Every Response Counts: Quantifying Uncertainty of LLM-based Multi-Agent Systems through Tensor Decomposition
LLM multi-agent systems beat single agents on hard tasks, yet we still cannot tell when their answers are trustworthy. This work introduces MATU (Multi-Agent Tensor Uncertainty), a framework that measures uncertainty directly from the full reasoning trajectories of a multi-agent system rather than from its final text. You can read the full paper here.
Why Single-Answer Uncertainty Breaks Down for Agent Teams
Existing uncertainty quantification was built for one model answering one question once, and it usually compares only final answers. A multi-agent system is different in three ways that this view cannot see. Its reasoning unfolds over many steps, so an early mistake can quietly cascade into a confident but wrong outcome, which is dangerous in high-stakes settings like healthcare. Its agents exchange information along paths that change from run to run. And it can be wired into different topologies such as star, chain, or dynamic routing. Reading only the last sentence discards exactly the structure that decides whether the system is reliable.
How MATU Measures It
The guiding intuition is that a reliable system reaches the same place through similar reasoning, so its repeated runs share a common low rank structure, and whatever refuses to fit that structure is uncertainty.
The MATU pipeline turns each run into embedding matrices, stacks them into a ragged tensor over steps, agents, and runs, and reads uncertainty from the reconstruction error of a low-rank decomposition.
- Collect the full trajectories. MATU runs the system several times and records every agent’s complete step by step reasoning, including tool calls. A multi-agent failure usually hides in a handoff rather than the final line, so the measurement has to begin from the whole process observed across repeated runs.
- Embed every step. Each step is mapped into a shared embedding space. Raw text cannot be compared directly, but in this space reasoning that means the same thing lands close together, which turns the question of whether the runs thought alike into something we can compute.
- Stack the runs into a ragged tensor. The embedding matrices are arranged along three axes, namely steps, agents, and runs. Trajectories differ in length and come from different roles, so a ragged tensor is used deliberately, because it keeps that shape instead of forcing every run into one mold and erasing the communication patterns that carry the uncertainty.
- Decompose to the shared consensus. A PARAFAC2 decomposition recovers the low rank pattern the runs have in common, which is what the system tends to do. A reliable system sits almost entirely inside this shared structure, so the decomposition is really recovering its expected reasoning.
- Read the leftover residual. Whatever the consensus cannot explain, summed across ranks, becomes the uncertainty score. This residual is the spread of the runs around their own consensus, which is exactly variance, now measured over reasoning trajectories instead of plain numbers.

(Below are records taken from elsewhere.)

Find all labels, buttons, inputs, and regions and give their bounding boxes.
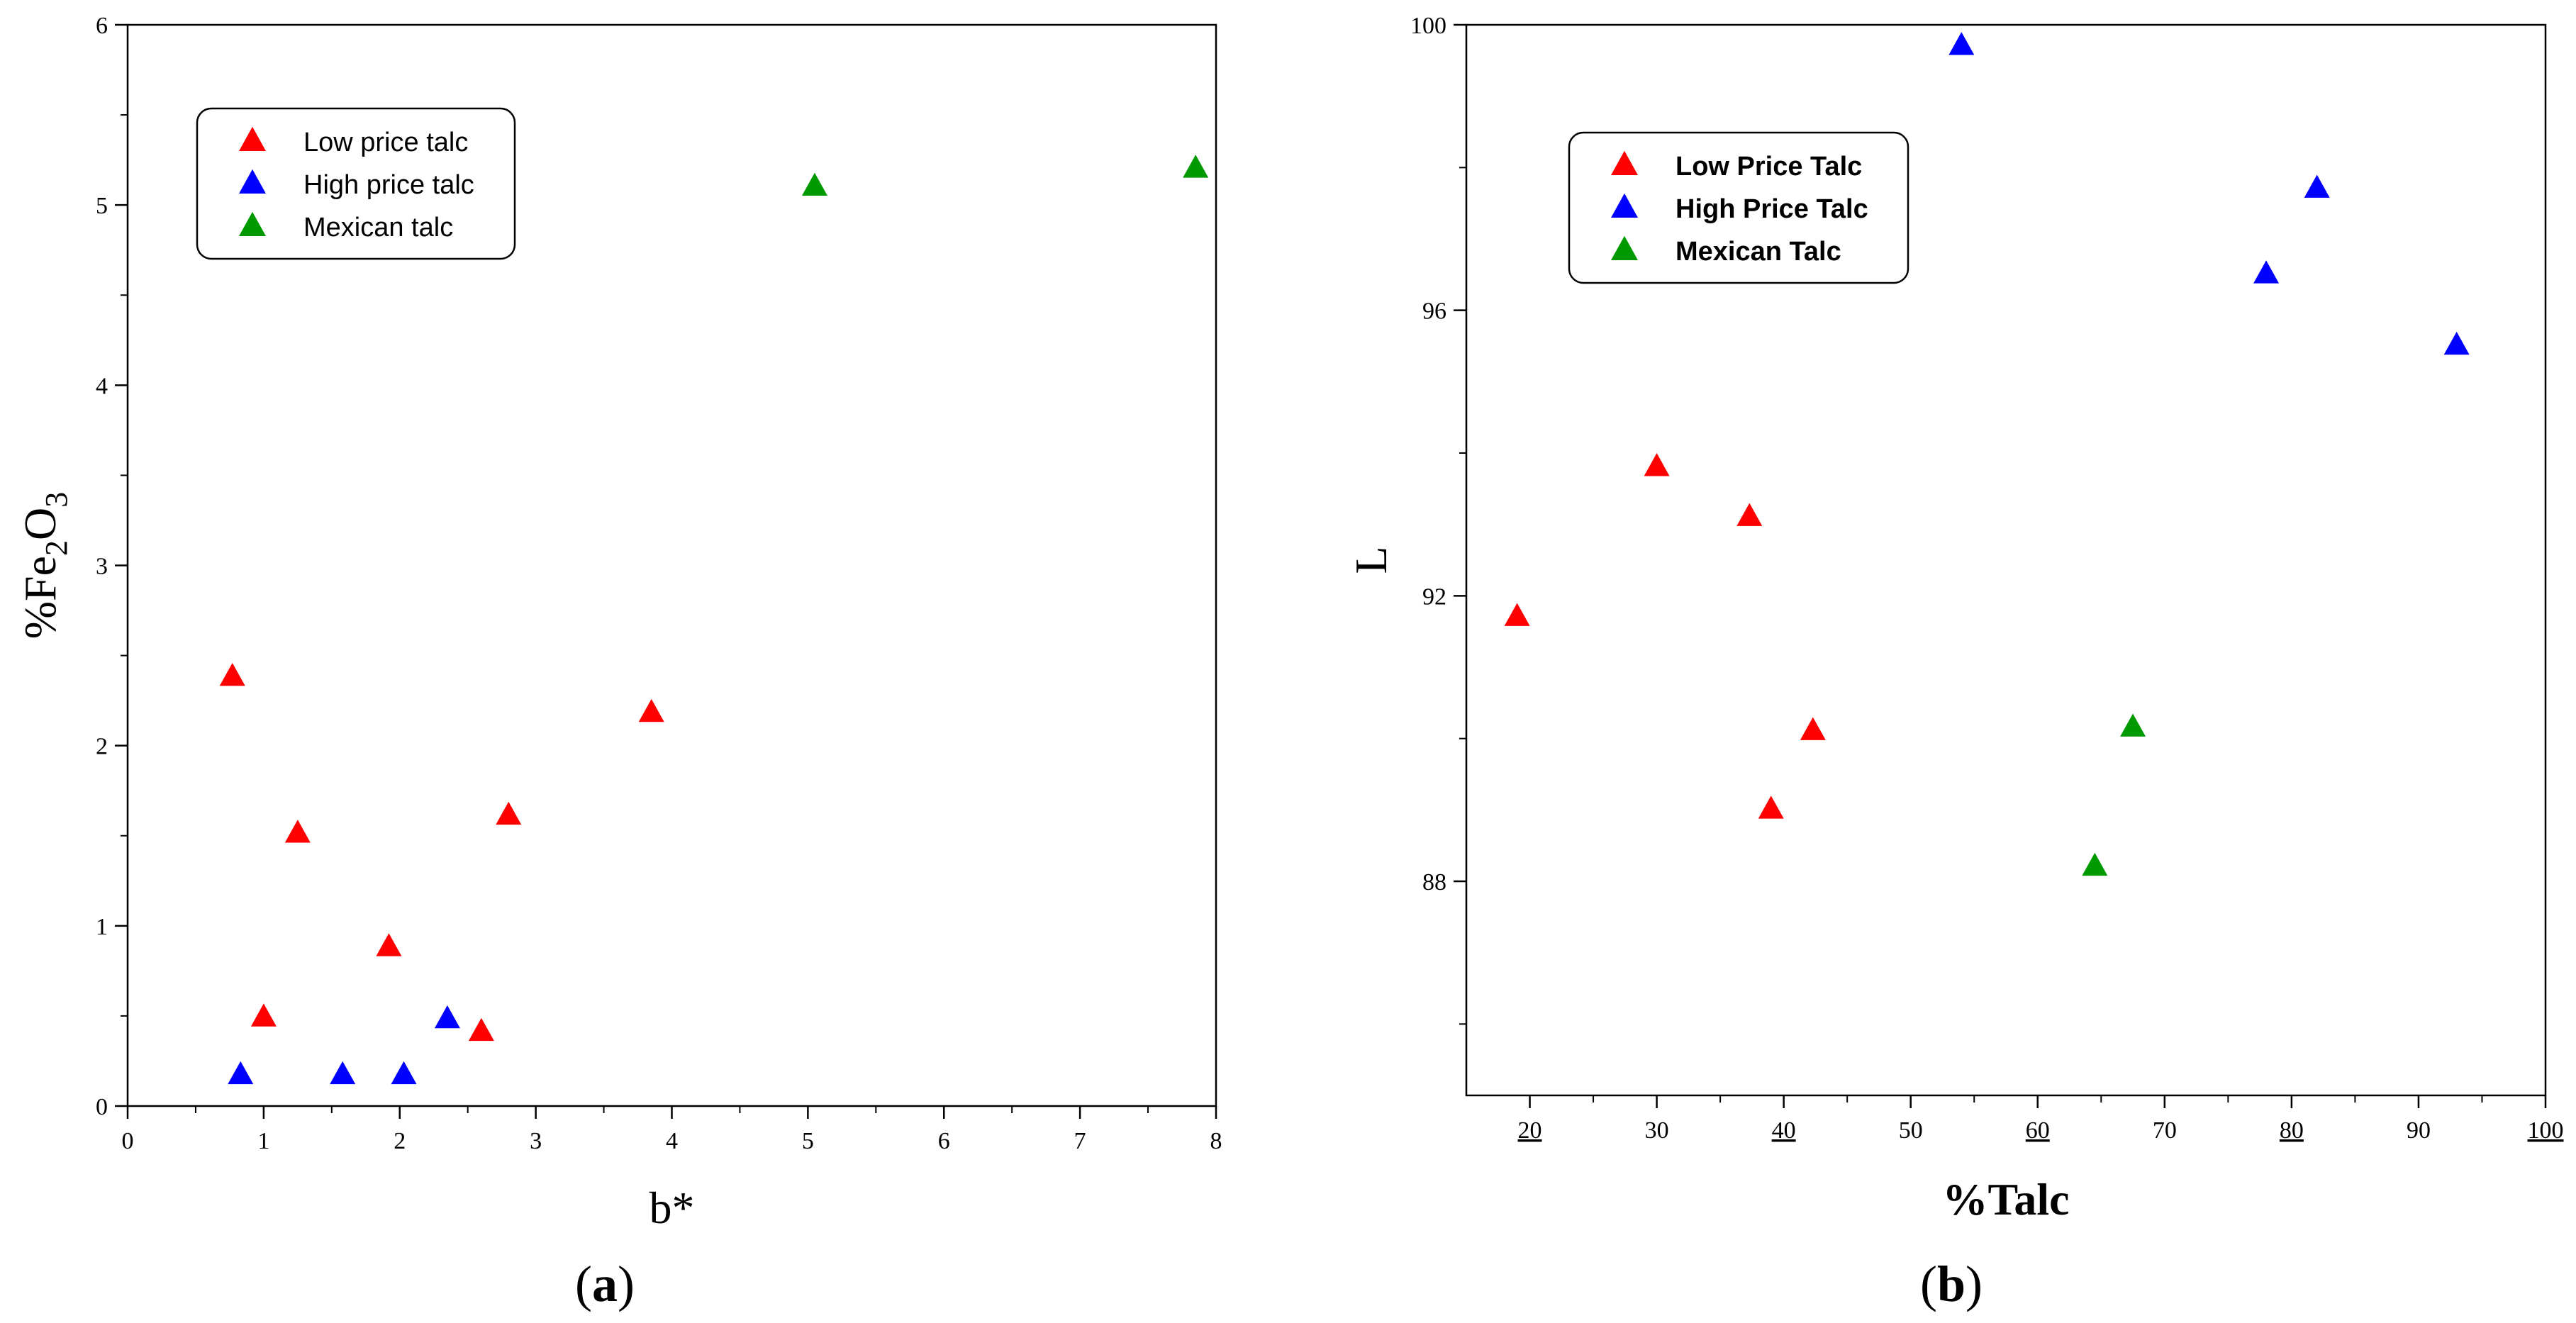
- data-point: [1183, 155, 1209, 178]
- data-point: [376, 933, 402, 956]
- legend-box: [196, 107, 516, 260]
- data-point: [330, 1061, 356, 1085]
- y-tick-label: 6: [96, 13, 108, 39]
- y-tick-label: 96: [1422, 298, 1446, 325]
- legend: Low Price Talc High Price Talc Mexican Tal…: [1568, 131, 1909, 284]
- y-tick-label: 100: [1410, 13, 1446, 39]
- x-tick-label: 1: [257, 1128, 269, 1154]
- data-point: [468, 1017, 494, 1042]
- data-point: [2304, 174, 2330, 198]
- data-point: [1758, 796, 1784, 819]
- legend-label: High Price Talc: [1675, 194, 1868, 224]
- x-tick-label: 50: [1899, 1117, 1923, 1144]
- legend-label: Mexican Talc: [1675, 237, 1841, 267]
- x-tick-label: 40: [1772, 1117, 1796, 1144]
- data-point: [1800, 717, 1826, 740]
- series-low-price-talc: [1504, 453, 1826, 819]
- data-point: [638, 698, 664, 722]
- x-tick-label: 7: [1074, 1128, 1086, 1154]
- data-point: [1736, 503, 1763, 526]
- y-tick-label: 0: [96, 1094, 108, 1120]
- panel-label: (b): [1920, 1256, 1983, 1312]
- data-point: [2253, 260, 2280, 284]
- x-tick-label: 80: [2280, 1117, 2304, 1144]
- y-tick-label: 4: [96, 373, 108, 399]
- legend-marker: [239, 126, 266, 151]
- x-tick-label: 4: [666, 1128, 678, 1154]
- series-low-price-talc: [219, 662, 664, 1042]
- data-point: [2082, 852, 2108, 876]
- data-point: [228, 1061, 254, 1085]
- y-tick-label: 3: [96, 554, 108, 580]
- chart-panel-b: 20 30 40 50 60 70 80 90 100 88 92 96 100 Low Price Ta…: [1346, 13, 2564, 1312]
- legend: Low price talc High price talc Mexican tal…: [196, 107, 516, 260]
- data-point: [801, 172, 827, 196]
- x-tick-label: 0: [122, 1128, 134, 1154]
- chart-panel-a: 0 1 2 3 4 5 6 7 8 0 1 2 3 4 5 6 Low price talc High price…: [15, 13, 1222, 1312]
- data-point: [219, 662, 245, 686]
- x-tick-label: 70: [2153, 1117, 2177, 1144]
- legend-label: High price talc: [303, 170, 474, 200]
- data-point: [2120, 713, 2146, 737]
- legend-marker: [239, 211, 266, 236]
- x-tick-label: 6: [938, 1128, 950, 1154]
- legend-marker: [239, 169, 266, 194]
- x-tick-label: 8: [1210, 1128, 1222, 1154]
- data-point: [284, 820, 311, 843]
- legend-marker: [1611, 193, 1638, 218]
- x-tick-label: 30: [1645, 1117, 1669, 1144]
- x-tick-label: 5: [802, 1128, 814, 1154]
- x-tick-label: 3: [530, 1128, 542, 1154]
- panel-label: (a): [575, 1256, 635, 1312]
- legend-marker: [1611, 150, 1638, 175]
- y-tick-label: 88: [1422, 869, 1446, 895]
- series-high-price-talc: [1948, 32, 2470, 355]
- y-axis-title: %Fe2O3: [15, 492, 74, 640]
- x-axis-title: %Talc: [1943, 1174, 2070, 1224]
- y-tick-label: 1: [96, 914, 108, 940]
- data-point: [1504, 603, 1530, 626]
- x-tick-label: 90: [2407, 1117, 2431, 1144]
- x-tick-label: 2: [394, 1128, 406, 1154]
- series-high-price-talc: [228, 1005, 460, 1085]
- series-mexican-talc: [801, 155, 1209, 196]
- y-tick-label: 2: [96, 734, 108, 760]
- legend-marker: [1611, 235, 1638, 260]
- x-tick-label: 20: [1518, 1117, 1542, 1144]
- data-point: [496, 801, 522, 825]
- series-mexican-talc: [2082, 713, 2146, 876]
- legend-label: Low Price Talc: [1675, 152, 1862, 182]
- data-point: [391, 1061, 417, 1085]
- legend-label: Mexican talc: [303, 213, 453, 242]
- data-point: [1948, 32, 1975, 55]
- plot-frame: [1465, 23, 2547, 1097]
- y-axis-title: L: [1346, 546, 1396, 574]
- data-point: [2443, 331, 2470, 355]
- legend-box: [1568, 131, 1909, 284]
- data-point: [250, 1003, 277, 1027]
- y-tick-label: 92: [1422, 584, 1446, 610]
- legend-label: Low price talc: [303, 128, 468, 157]
- x-tick-label: 60: [2026, 1117, 2050, 1144]
- x-tick-label: 100: [2528, 1117, 2564, 1144]
- data-point: [434, 1005, 460, 1029]
- y-tick-label: 5: [96, 193, 108, 219]
- x-axis-title: b*: [649, 1183, 695, 1233]
- data-point: [1644, 453, 1670, 476]
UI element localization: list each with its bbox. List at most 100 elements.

One Score That Holds Across Models and Topologies
Across three multi-agent frameworks, three models, and tasks spanning math, multi-hop QA, and general reasoning, MATU is the most reliable at telling correct runs from incorrect ones.

A case study shows why it wins where others stumble. When every run reaches the right answer but some take a long, verbose path, a length sensitive baseline mistakes that verbosity for doubt and reports high uncertainty, while MATU recognizes that the runs agree in meaning and stays confident. This supports the central claim that reliability should be read from the shared reasoning, not from surface features of the text.
Why It Matters
Reliability in a multi-agent system lives in the whole reasoning process, not the final sentence. Representing that process as a tensor and reading uncertainty from how well it compresses gives one robust score that holds across models, datasets, and communication topologies.